South America is an exceptionally vibrant part of our world, blessed with rich biodiversity, complex ecosystems and awe-inspiring landscapes.

ICMM members are committed to reverse the loss of nature that is still happening in the region and working to help contribute to a nature positive future in collaboration with local communities, NGOs and government. 

Now, take a journey through South America to visit remarkable projects that are creating positive change for nature – both protecting wildlife, and conserving and regenerating land. 

Looking after habitats and creatures great and small in the Amazon Forest, Brazil

Operating in the Brazilian Amazon for over 35 years, Vale helps to protect an area of approximately 800,000 hectares, in partnership with government agencies. The area is home to more than 3,000 species of plants and animals, including that are endangered and endemic.

The BioParque Vale Amazônia in the Carajás National Forest – one of Vale’s numerous well-established parks in Brazil – it is all about wildlife and plants. The park, which celebrates its 40-year anniversary in 2025, is an inspiring mix of conservation, visitor attraction and research hub. Covering 30 hectares of native forest, it is home to diverse fauna including otter, the black jaguar, the cougar and the Uta Hick’s Bearded monkey. 

The site is also a home to a rainbow of beautiful birdlife. Counting golden parakeets, hyacinth macaws, red macaws and turquoise-fronted parrots, the park carefully balances protection while promoting knowledge sharing.

Flourishing nature sanctuaries, Chile

In the coast-hugging nation of Chile, where the Andes meets the coastal range, Minera Los Pelambres of Antofagasta Minerals is working to protect and conserve an area that is equivalent to six times that used by its mining operations.

Los Pelambres lies in a valley that is particularly rich in biodiversity. There are four nature sanctuaries officially protected in the valley as well as various protected areas and research initiatives.

Work there includes a mix of land restoration and wildlife protection. Laguna Conchalí is a coastal wetland and key location for migrating birds, while Monte Aranda is home to the vulnerable Chilean palm tree. The Quebrada Llau-Llau nature reserve counts endangered species such as the white Chilean myrtle flower and the canelo tree in its care.

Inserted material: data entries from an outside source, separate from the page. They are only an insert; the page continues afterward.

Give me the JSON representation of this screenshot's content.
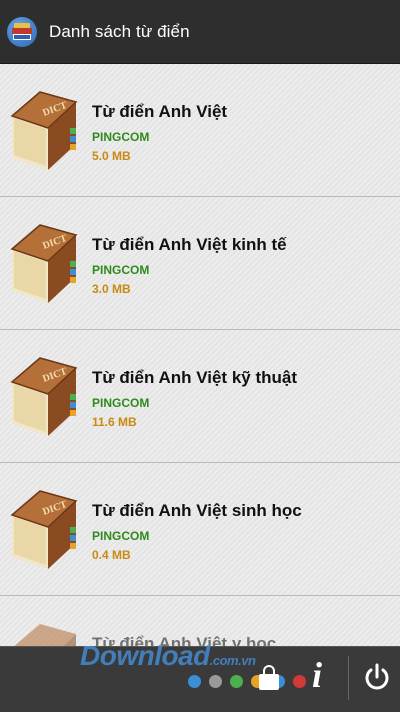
{
  "header": {
    "title": "Danh sách từ điển",
    "app_icon": "books-icon"
  },
  "dictionaries": [
    {
      "name": "Từ điển Anh Việt",
      "publisher": "PINGCOM",
      "size": "5.0 MB"
    },
    {
      "name": "Từ điển Anh Việt kinh tế",
      "publisher": "PINGCOM",
      "size": "3.0 MB"
    },
    {
      "name": "Từ điển Anh Việt kỹ thuật",
      "publisher": "PINGCOM",
      "size": "11.6 MB"
    },
    {
      "name": "Từ điển Anh Việt sinh học",
      "publisher": "PINGCOM",
      "size": "0.4 MB"
    },
    {
      "name": "Từ điển Anh Việt y học",
      "publisher": "",
      "size": ""
    }
  ],
  "book_icon_text": "DICT",
  "bottom_bar": {
    "watermark": "Download",
    "watermark_suffix": ".com.vn",
    "dot_colors": [
      "#3b8fd6",
      "#9a9a9a",
      "#4caf50",
      "#e8a22a",
      "#3b8fd6",
      "#d23a3a"
    ],
    "icons": [
      "shopping-bag-icon",
      "info-icon",
      "power-icon"
    ]
  },
  "colors": {
    "publisher": "#2f8a1c",
    "size": "#c88a12",
    "titlebar": "#2e2e2e"
  }
}
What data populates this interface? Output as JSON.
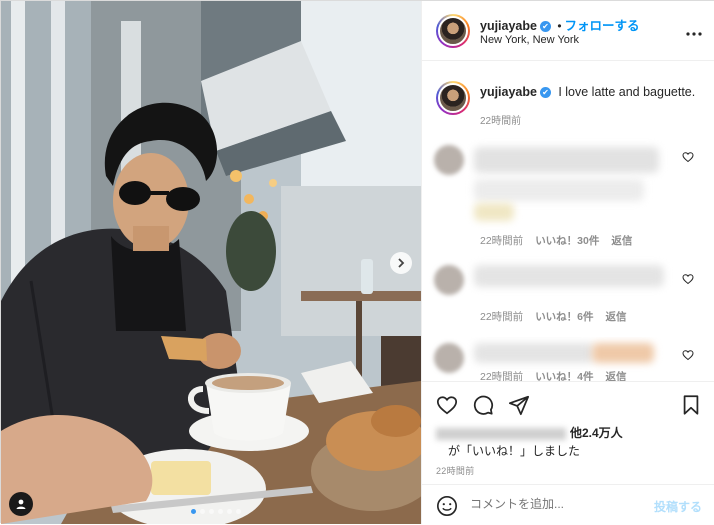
{
  "post": {
    "username": "yujiayabe",
    "verified_glyph": "✔",
    "follow_separator": "•",
    "follow_label": "フォローする",
    "location": "New York, New York",
    "more_icon": "more-horizontal-icon"
  },
  "caption": {
    "username": "yujiayabe",
    "text": "I love latte and baguette.",
    "timestamp": "22時間前"
  },
  "comments": [
    {
      "timestamp": "22時間前",
      "likes": "いいね！30件",
      "reply": "返信"
    },
    {
      "timestamp": "22時間前",
      "likes": "いいね！6件",
      "reply": "返信"
    },
    {
      "timestamp": "22時間前",
      "likes": "いいね！4件",
      "reply": "返信"
    }
  ],
  "actions": {
    "icons": [
      "heart-icon",
      "comment-icon",
      "share-icon",
      "bookmark-icon"
    ],
    "likes_others": "他2.4万人",
    "likes_suffix": "が「いいね！」しました",
    "timestamp": "22時間前"
  },
  "add_comment": {
    "placeholder": "コメントを追加...",
    "post_label": "投稿する"
  },
  "carousel": {
    "dot_count": 6,
    "active_index": 0
  },
  "colors": {
    "accent": "#0095f6",
    "verified": "#3897f0",
    "muted": "#8e8e8e",
    "post_disabled": "#b2dffc"
  }
}
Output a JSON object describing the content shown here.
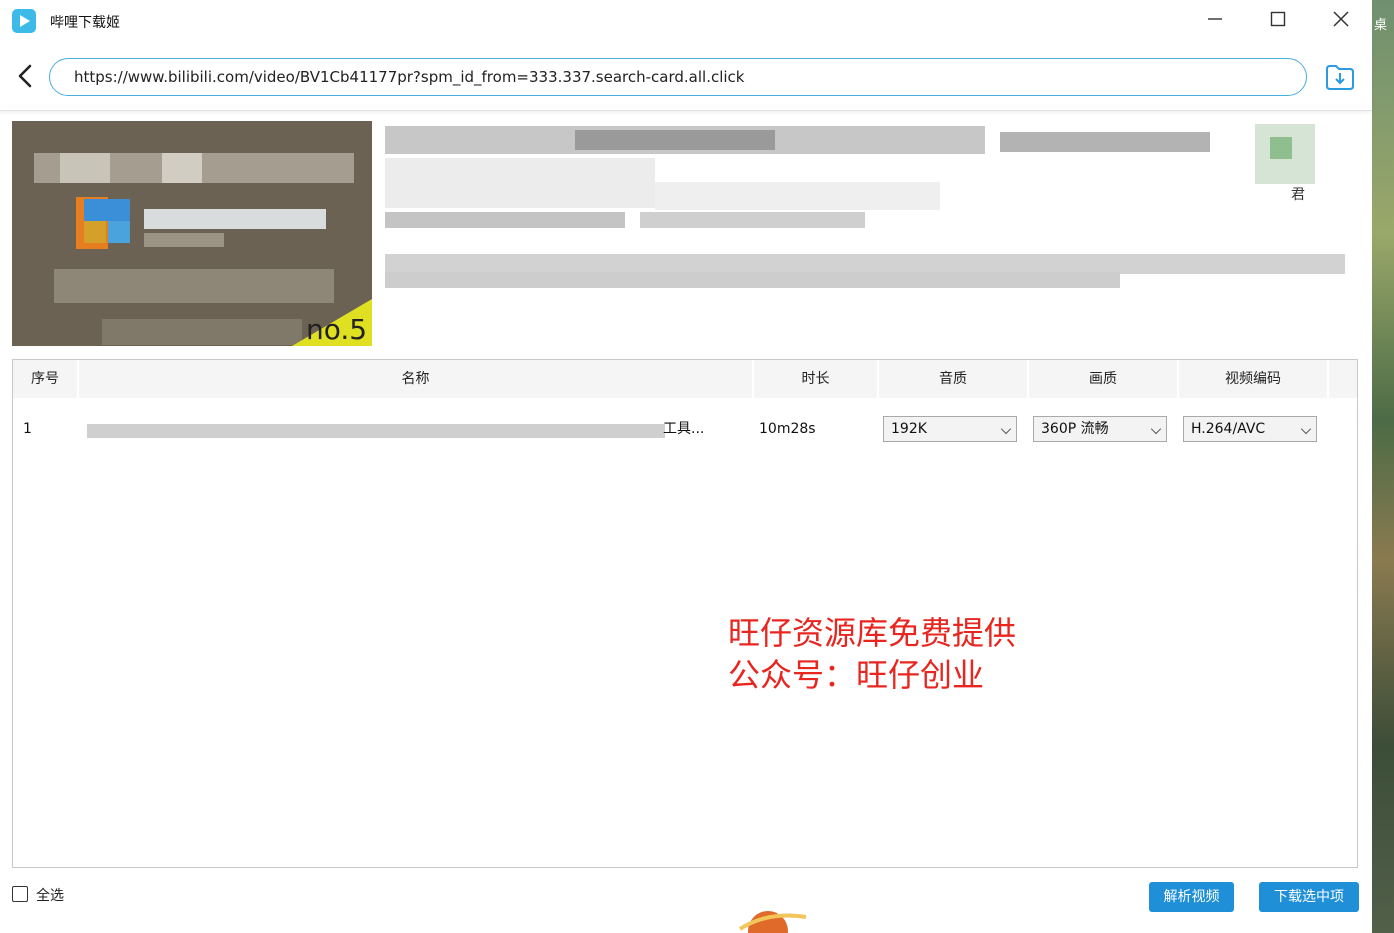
{
  "app": {
    "title": "哔哩下载姬"
  },
  "window_controls": {
    "minimize": "—",
    "maximize": "☐",
    "close": "✕"
  },
  "address_bar": {
    "url": "https://www.bilibili.com/video/BV1Cb41177pr?spm_id_from=333.337.search-card.all.click"
  },
  "video_info": {
    "thumbnail_badge": "no.5",
    "uploader_suffix": "君"
  },
  "table": {
    "headers": [
      "序号",
      "名称",
      "时长",
      "音质",
      "画质",
      "视频编码"
    ],
    "rows": [
      {
        "index": "1",
        "name_visible": "工具...",
        "duration": "10m28s",
        "audio": "192K",
        "video": "360P 流畅",
        "codec": "H.264/AVC"
      }
    ]
  },
  "watermark": {
    "line1": "旺仔资源库免费提供",
    "line2": "公众号：旺仔创业"
  },
  "footer": {
    "select_all": "全选",
    "parse_button": "解析视频",
    "download_button": "下载选中项"
  },
  "desktop": {
    "label": "桌"
  },
  "colors": {
    "accent": "#1f8fd8",
    "url_border": "#49aee0",
    "watermark": "#e8251f"
  }
}
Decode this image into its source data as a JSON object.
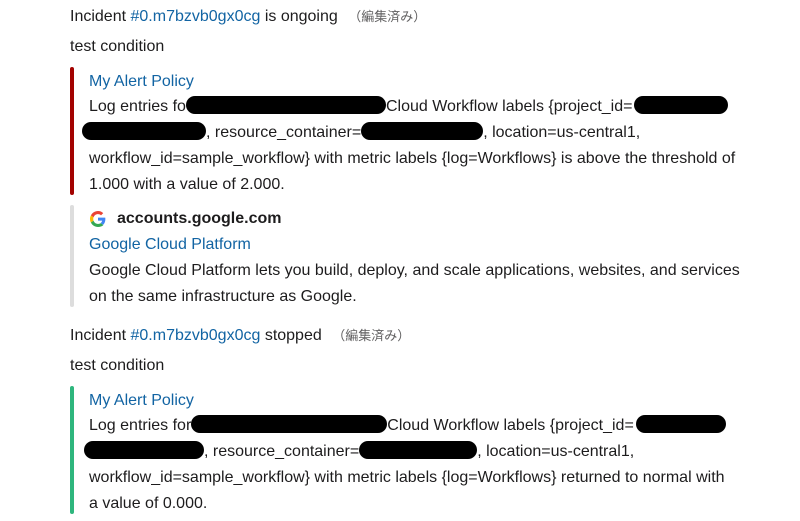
{
  "messages": [
    {
      "incident_prefix": "Incident",
      "incident_id": "#0.m7bzvb0gx0cg",
      "status": "is ongoing",
      "edited": "（編集済み）",
      "condition": "test condition",
      "attachment": {
        "bar_color": "#a30200",
        "title": "My Alert Policy",
        "text": {
          "p1": "Log entries fo",
          "p2": "Cloud Workflow labels {project_id=",
          "p3": ", resource_container=",
          "p4": ", location=us-central1,",
          "p5": "workflow_id=sample_workflow} with metric labels {log=Workflows} is above the threshold of",
          "p6": "1.000 with a value of 2.000."
        }
      }
    },
    {
      "incident_prefix": "Incident",
      "incident_id": "#0.m7bzvb0gx0cg",
      "status": "stopped",
      "edited": "（編集済み）",
      "condition": "test condition",
      "attachment": {
        "bar_color": "#2eb67d",
        "title": "My Alert Policy",
        "text": {
          "p1": "Log entries for",
          "p2": "Cloud Workflow labels {project_id=",
          "p3": ", resource_container=",
          "p4": ", location=us-central1,",
          "p5": "workflow_id=sample_workflow} with metric labels {log=Workflows} returned to normal with",
          "p6": "a value of 0.000."
        }
      }
    }
  ],
  "unfurl": {
    "bar_color": "#dddddd",
    "site": "accounts.google.com",
    "icon": "google-g-icon",
    "title": "Google Cloud Platform",
    "desc1": "Google Cloud Platform lets you build, deploy, and scale applications, websites, and services",
    "desc2": "on the same infrastructure as Google."
  }
}
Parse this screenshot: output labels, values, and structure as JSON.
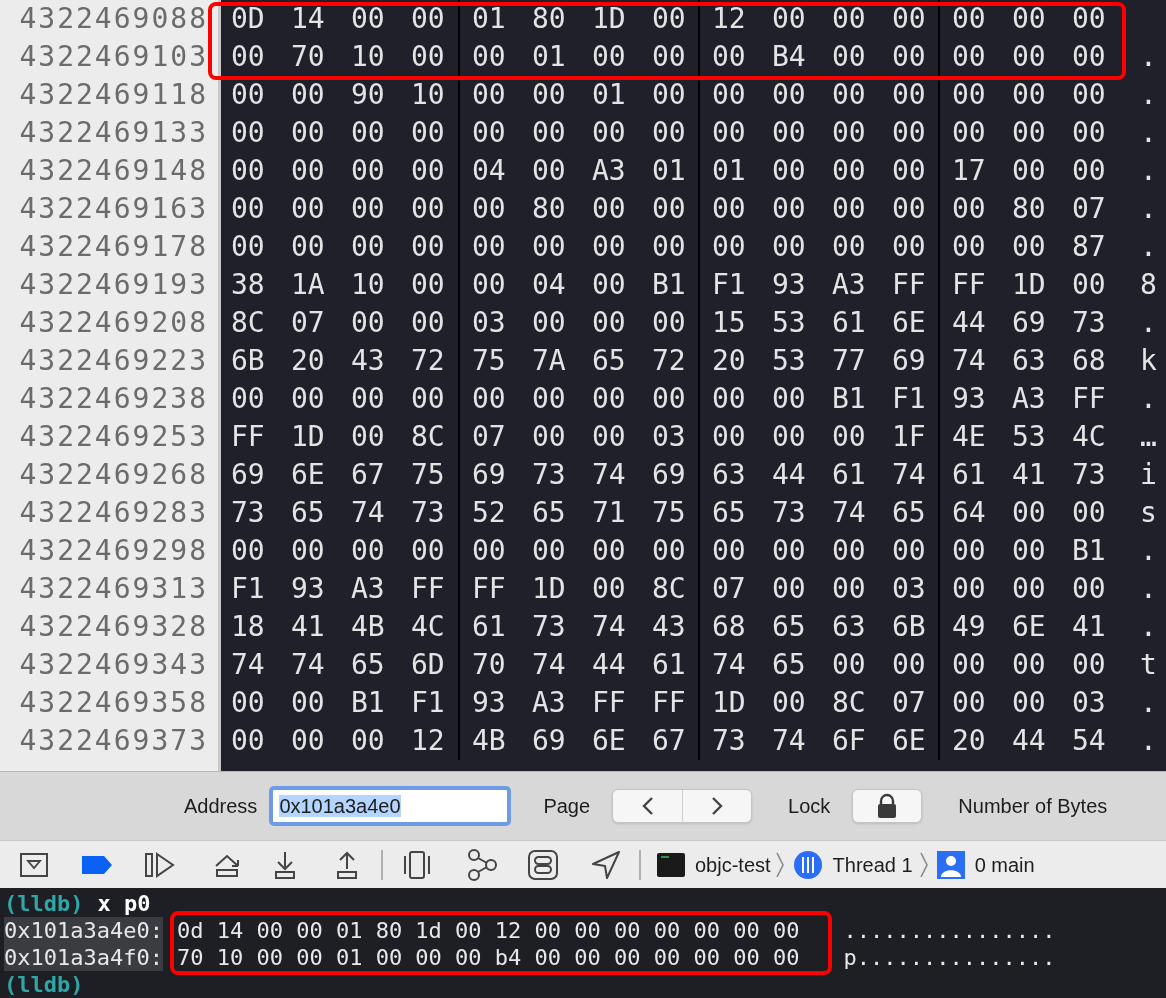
{
  "memory_view": {
    "rows": [
      {
        "address": "4322469088",
        "bytes": "0D 14 00 00 01 80 1D 00 12 00 00 00 00 00 00",
        "highlighted": true
      },
      {
        "address": "4322469103",
        "bytes": "00 70 10 00 00 01 00 00 00 B4 00 00 00 00 00",
        "ascii": ".",
        "highlighted": true
      },
      {
        "address": "4322469118",
        "bytes": "00 00 90 10 00 00 01 00 00 00 00 00 00 00 00",
        "ascii": ".",
        "highlighted": false
      },
      {
        "address": "4322469133",
        "bytes": "00 00 00 00 00 00 00 00 00 00 00 00 00 00 00",
        "ascii": ".",
        "highlighted": false
      },
      {
        "address": "4322469148",
        "bytes": "00 00 00 00 04 00 A3 01 01 00 00 00 17 00 00",
        "ascii": ".",
        "highlighted": false
      },
      {
        "address": "4322469163",
        "bytes": "00 00 00 00 00 80 00 00 00 00 00 00 00 80 07",
        "ascii": ".",
        "highlighted": false
      },
      {
        "address": "4322469178",
        "bytes": "00 00 00 00 00 00 00 00 00 00 00 00 00 00 87",
        "ascii": ".",
        "highlighted": false
      },
      {
        "address": "4322469193",
        "bytes": "38 1A 10 00 00 04 00 B1 F1 93 A3 FF FF 1D 00",
        "ascii": "8",
        "highlighted": false
      },
      {
        "address": "4322469208",
        "bytes": "8C 07 00 00 03 00 00 00 15 53 61 6E 44 69 73",
        "ascii": ".",
        "highlighted": false
      },
      {
        "address": "4322469223",
        "bytes": "6B 20 43 72 75 7A 65 72 20 53 77 69 74 63 68",
        "ascii": "k",
        "highlighted": false
      },
      {
        "address": "4322469238",
        "bytes": "00 00 00 00 00 00 00 00 00 00 B1 F1 93 A3 FF",
        "ascii": ".",
        "highlighted": false
      },
      {
        "address": "4322469253",
        "bytes": "FF 1D 00 8C 07 00 00 03 00 00 00 1F 4E 53 4C",
        "ascii": "…",
        "highlighted": false
      },
      {
        "address": "4322469268",
        "bytes": "69 6E 67 75 69 73 74 69 63 44 61 74 61 41 73",
        "ascii": "i",
        "highlighted": false
      },
      {
        "address": "4322469283",
        "bytes": "73 65 74 73 52 65 71 75 65 73 74 65 64 00 00",
        "ascii": "s",
        "highlighted": false
      },
      {
        "address": "4322469298",
        "bytes": "00 00 00 00 00 00 00 00 00 00 00 00 00 00 B1",
        "ascii": ".",
        "highlighted": false
      },
      {
        "address": "4322469313",
        "bytes": "F1 93 A3 FF FF 1D 00 8C 07 00 00 03 00 00 00",
        "ascii": ".",
        "highlighted": false
      },
      {
        "address": "4322469328",
        "bytes": "18 41 4B 4C 61 73 74 43 68 65 63 6B 49 6E 41",
        "ascii": ".",
        "highlighted": false
      },
      {
        "address": "4322469343",
        "bytes": "74 74 65 6D 70 74 44 61 74 65 00 00 00 00 00",
        "ascii": "t",
        "highlighted": false
      },
      {
        "address": "4322469358",
        "bytes": "00 00 B1 F1 93 A3 FF FF 1D 00 8C 07 00 00 03",
        "ascii": ".",
        "highlighted": false
      },
      {
        "address": "4322469373",
        "bytes": "00 00 00 12 4B 69 6E 67 73 74 6F 6E 20 44 54",
        "ascii": ".",
        "highlighted": false
      }
    ]
  },
  "address_bar": {
    "address_label": "Address",
    "address_value": "0x101a3a4e0",
    "value_selected": true,
    "page_label": "Page",
    "lock_label": "Lock",
    "bytes_label": "Number of Bytes"
  },
  "debug_bar": {
    "process": "objc-test",
    "thread": "Thread 1",
    "frame": "0 main"
  },
  "console": {
    "lines": [
      {
        "kind": "prompt",
        "prompt": "(lldb)",
        "command": "x p0"
      },
      {
        "kind": "output",
        "address": "0x101a3a4e0:",
        "bytes": "0d 14 00 00 01 80 1d 00 12 00 00 00 00 00 00 00",
        "ascii": "................",
        "highlighted": true
      },
      {
        "kind": "output",
        "address": "0x101a3a4f0:",
        "bytes": "70 10 00 00 01 00 00 00 b4 00 00 00 00 00 00 00",
        "ascii": "p...............",
        "highlighted": true
      },
      {
        "kind": "prompt",
        "prompt": "(lldb)"
      }
    ]
  }
}
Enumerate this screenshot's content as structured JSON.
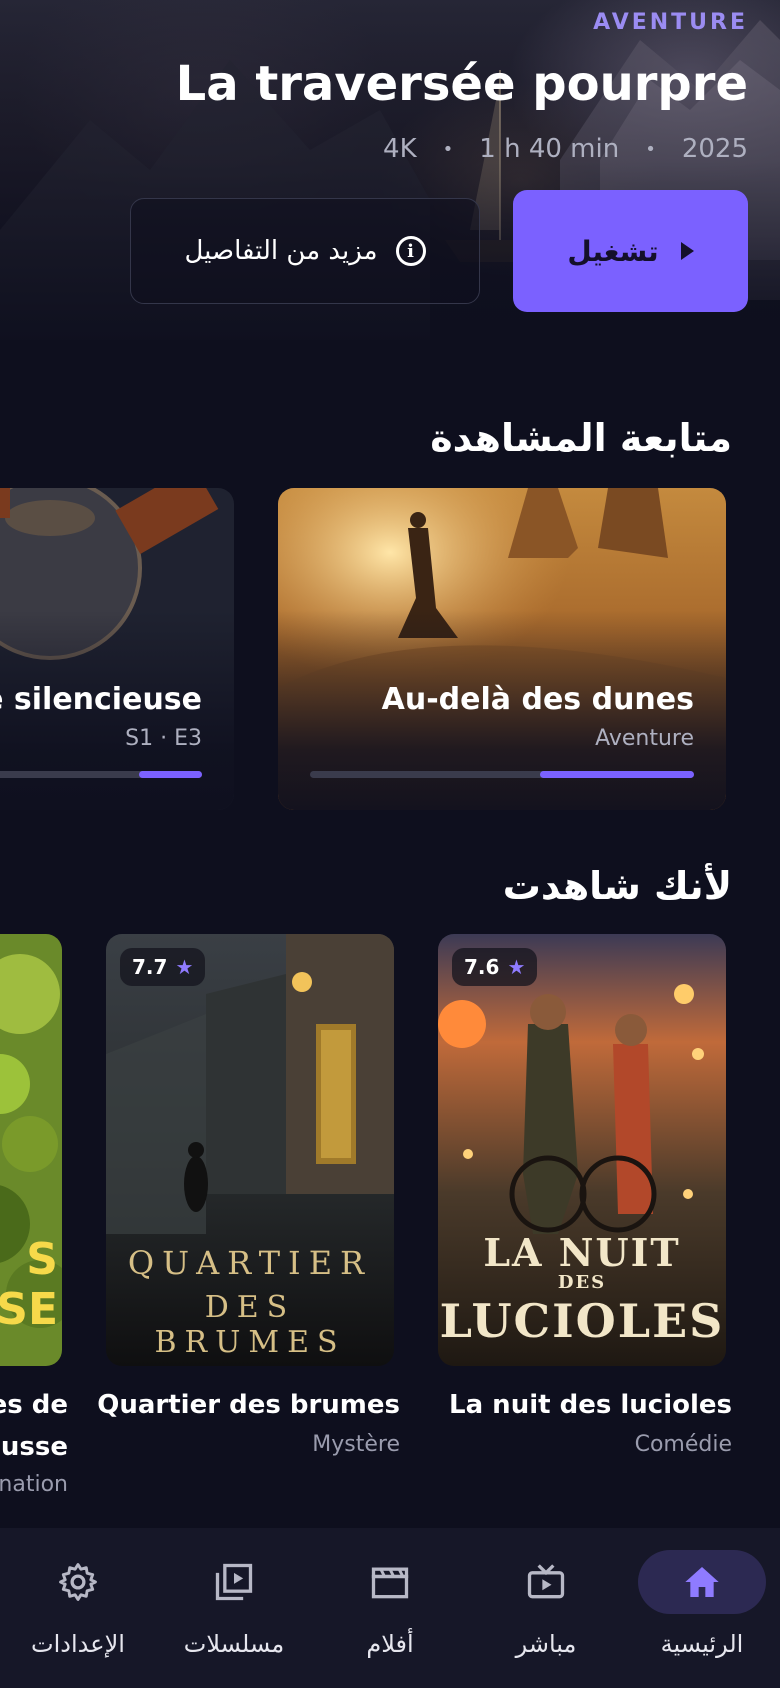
{
  "hero": {
    "genre": "AVENTURE",
    "title": "La traversée pourpre",
    "meta": [
      "4K",
      "1 h 40 min",
      "2025"
    ],
    "play_label": "تشغيل",
    "more_label": "مزيد من التفاصيل"
  },
  "continue_watching": {
    "title": "متابعة المشاهدة",
    "items": [
      {
        "title": "Au-delà des dunes",
        "subtitle": "Aventure",
        "progress": 0.4
      },
      {
        "title": "te silencieuse",
        "subtitle": "S1 · E3",
        "progress": 0.3
      }
    ]
  },
  "because_watched": {
    "title": "لأنك شاهدت",
    "items": [
      {
        "title": "La nuit des lucioles",
        "genre": "Comédie",
        "rating": "7.6",
        "poster_text": [
          "LA NUIT",
          "DES",
          "LUCIOLES"
        ]
      },
      {
        "title": "Quartier des brumes",
        "genre": "Mystère",
        "rating": "7.7",
        "poster_text": [
          "QUARTIER",
          "DES BRUMES"
        ]
      },
      {
        "title_lines": [
          "es de",
          "ousse"
        ],
        "genre": "nation",
        "poster_text": [
          "S",
          "SE"
        ]
      }
    ]
  },
  "nav": {
    "items": [
      {
        "label": "الرئيسية",
        "icon": "home-icon",
        "active": true
      },
      {
        "label": "مباشر",
        "icon": "live-tv-icon",
        "active": false
      },
      {
        "label": "أفلام",
        "icon": "clapperboard-icon",
        "active": false
      },
      {
        "label": "مسلسلات",
        "icon": "video-library-icon",
        "active": false
      },
      {
        "label": "الإعدادات",
        "icon": "gear-icon",
        "active": false
      }
    ]
  },
  "colors": {
    "accent": "#7b61ff",
    "background": "#0e0f1e",
    "nav_background": "#161728"
  }
}
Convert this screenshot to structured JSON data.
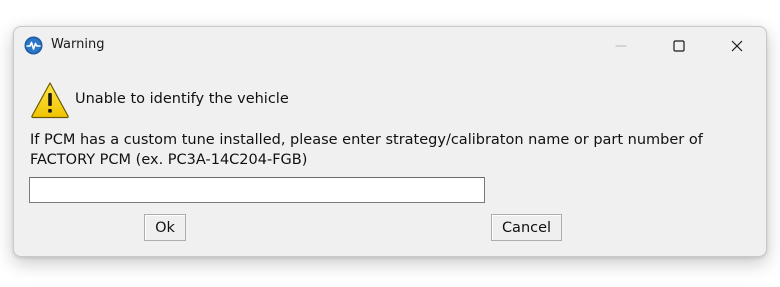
{
  "window": {
    "title": "Warning",
    "app_icon": "app-pulse-icon",
    "controls": [
      "minimize-icon",
      "maximize-icon",
      "close-icon"
    ]
  },
  "content": {
    "icon": "warning-triangle-icon",
    "heading": "Unable to identify the vehicle",
    "message_line1": "If PCM has a custom tune installed, please enter strategy/calibraton name or part number of",
    "message_line2": "FACTORY PCM (ex. PC3A-14C204-FGB)",
    "input_value": ""
  },
  "buttons": {
    "ok": "Ok",
    "cancel": "Cancel"
  },
  "colors": {
    "dialog_bg": "#f0f0f0",
    "warning_yellow": "#f5d400",
    "app_icon_blue": "#1f5fa8"
  }
}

A particularly interesting initiative at the Cerro Santa Inés nature sanctuary looks to protect the semi-arid area’s only rainforest: the coastal fog that sits on the Cerro Santa Inés hill plays a vital and fascinating role in the forest’s survival.

Conserving island life, South Pacific

Teck has donated $10m to help protect one of the most threatened ecosystems in the world – the Juan Fernández Islands in the South Pacific, located 670km off the coast of Chile. 

This will support local conservation initiatives as part of Chile’s Protected Marine Program. The archipelago – which includes islands of cultural and historical significance such as Robinson Crusoe Island, Alexander Selkirk Island and Santa Clara Island – has been a National Park since 1935 and a UNESCO-designated Biosphere Reserve since 1977. 

As a home to wildlife, conserving the precious ecosystem in these islands is a matter of extreme urgency, with many of its 130 endemic species deemed to be endangered and in need of protection. 

ICMM members including Antofagasta Minerals and Teck are committed to helping contribute towards a nature positive future in South America. These landscape scale projects are a result of intensive collaboration between local communities, Indigenous Peoples, governments and NGOs – and are helping nature in the region to thrive.